Commedia di Plauto, composta nel 190 a.C., mutila nella
parte finale. Il vecchio Euclione, afflitto dalla più sordida avarizia,
ha nascosto in una pentola la propria ricchezza e vive nella più triste
miseria. Sua figlia Fedra è stata sedotta dal giovane Liconide, ma il
padre, ignaro, l'ha promessa in nozze al vecchio Megadoro, suo vicino di casa.

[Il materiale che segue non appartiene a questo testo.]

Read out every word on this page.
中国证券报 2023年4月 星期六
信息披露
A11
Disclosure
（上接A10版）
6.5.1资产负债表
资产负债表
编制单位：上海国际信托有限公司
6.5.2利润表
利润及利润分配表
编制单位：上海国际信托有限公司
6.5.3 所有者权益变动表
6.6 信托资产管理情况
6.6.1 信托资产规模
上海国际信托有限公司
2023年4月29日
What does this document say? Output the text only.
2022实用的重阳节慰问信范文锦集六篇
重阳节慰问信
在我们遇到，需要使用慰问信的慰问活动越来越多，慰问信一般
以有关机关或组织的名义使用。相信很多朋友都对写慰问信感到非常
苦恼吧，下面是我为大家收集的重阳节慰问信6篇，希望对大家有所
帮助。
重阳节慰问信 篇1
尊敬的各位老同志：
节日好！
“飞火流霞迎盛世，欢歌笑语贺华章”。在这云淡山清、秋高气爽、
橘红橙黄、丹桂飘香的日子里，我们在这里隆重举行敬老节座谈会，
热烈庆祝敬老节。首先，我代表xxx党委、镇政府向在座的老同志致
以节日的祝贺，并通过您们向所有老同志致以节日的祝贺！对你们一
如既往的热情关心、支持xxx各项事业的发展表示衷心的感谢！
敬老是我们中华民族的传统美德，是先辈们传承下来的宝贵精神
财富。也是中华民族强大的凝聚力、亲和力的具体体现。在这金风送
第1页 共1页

Fervono i preparativi per le nozze, ma Euclione non si occupa che della sua
pentola, che dappertutto gli sembra insicura. Nonostante tutto, il servo di
Liconide, Strobilo, riesce a sottrargliela. Lo strazio di Euclione è
immenso, allorché giunge Liconide a comunicargli d'avergli portata via la
cosa più cara. Dall'equivoco del padre che ritiene trattarsi della
pentola e del giovane che parla invece di Fedra, nasce uno di quei motivi comici
che saranno poi imitati innumerevoli volte nel teatro. Il lieto fine risolve
l'ingarbugliata situazione, permettendo a Fedra di sposare Liconide e a Euclione
di riavere la sua pentola d'oro. La commedia, che è tra le più
famose di Plauto, ruota sul carattere del vecchio avaro, che servirà poi
da modello ad "avari" d'ogni tempo, compreso quello di
Molière.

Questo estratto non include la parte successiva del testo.